The Q Centre
- Interactive map of The Q Centre
- Former names: Bear Mountain Arena (2004–2014)
- Location: Colwood, British Columbia, Canada
- Operator: West Shore Parks & Recreation
- Capacity: 2,780 (box lacrosse, curling, ice hockey)

Construction
- Opened: 2004

Tenants
- Victoria Grizzlies (BCHL) (2004–present) Victoria Salmon Kings (ECHL) (2004–2005) Victoria Shamrocks (WLA) (2004–present) Victoria Sr. B Shamrocks (WCSLA) (2022–present) Westshore Wolves (VIJHL) (2012–present) Westshore Bears (PNWJLL) (2007–present)

= The Q Centre =

Arena in Colwood, British Columbia, Canada

The Q Centre (formerly Bear Mountain Arena) is in Colwood, British Columbia, Canada.
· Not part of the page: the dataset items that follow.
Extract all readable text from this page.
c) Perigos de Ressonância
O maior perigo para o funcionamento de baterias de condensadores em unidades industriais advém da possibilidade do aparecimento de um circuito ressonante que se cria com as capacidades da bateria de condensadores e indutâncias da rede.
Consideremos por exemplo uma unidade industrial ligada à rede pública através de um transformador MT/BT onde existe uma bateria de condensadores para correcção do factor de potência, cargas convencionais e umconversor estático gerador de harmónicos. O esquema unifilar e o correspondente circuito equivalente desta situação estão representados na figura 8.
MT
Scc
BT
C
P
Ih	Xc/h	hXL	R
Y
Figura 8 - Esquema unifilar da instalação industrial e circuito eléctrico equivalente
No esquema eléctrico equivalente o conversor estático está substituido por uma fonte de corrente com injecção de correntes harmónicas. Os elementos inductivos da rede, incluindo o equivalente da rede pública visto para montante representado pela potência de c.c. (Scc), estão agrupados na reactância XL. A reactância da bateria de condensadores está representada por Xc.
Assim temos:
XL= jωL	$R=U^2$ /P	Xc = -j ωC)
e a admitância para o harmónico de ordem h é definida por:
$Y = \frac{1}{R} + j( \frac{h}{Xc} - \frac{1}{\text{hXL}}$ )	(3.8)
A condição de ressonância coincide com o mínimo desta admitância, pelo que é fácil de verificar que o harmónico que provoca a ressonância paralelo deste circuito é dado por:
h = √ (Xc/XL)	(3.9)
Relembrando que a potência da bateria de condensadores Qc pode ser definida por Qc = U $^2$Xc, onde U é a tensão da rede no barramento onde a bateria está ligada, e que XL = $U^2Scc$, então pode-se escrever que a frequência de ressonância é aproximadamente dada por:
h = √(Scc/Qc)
In 2014, the arena was named "The Q Centre" after local radio station CKKQ-FM. The arena opened in February 2004, has 2,300 seats and houses year-round events for hockey and lacrosse. With an additional floor capacity of 860 people and standing room area for up to 480, this premier spectator facility can hold any type of event, from trade shows to major sporting and entertainment events.

The arena is hockey home of the BCHL Victoria Grizzlies. It was the home of the Victoria Salmon Kings for the 2004–05 ECHL season while their future home, the Save-On-Foods Memorial Centre was being built. In the summer months The Q serves as home to the WLA Victoria Shamrocks, Victoria Sr. B Shamrocks of the West Coast Senior Lacrosse Association and Westshore Bears of the Pacific Northwest Junior Lacrosse League. The venue has also hosted BCLA provincial box lacrosse championships.

The venue has hosted one of the biggest World Curling Tour events, the Bear Mountain Arena Curling Classic, annually since 2006. It also played host to the training camps of the Vancouver Canucks in September 2007 and the Tampa Bay Lightning in 2008.

The Q Centre was awarded an NHL pre-season game between the Vancouver Canucks vs San Jose Sharks. This occurred after the Panorama Recreation Centre, in North Saanich, home of the Peninsula Panthers won the 2015 Kraft Hockeyville Grand Prize.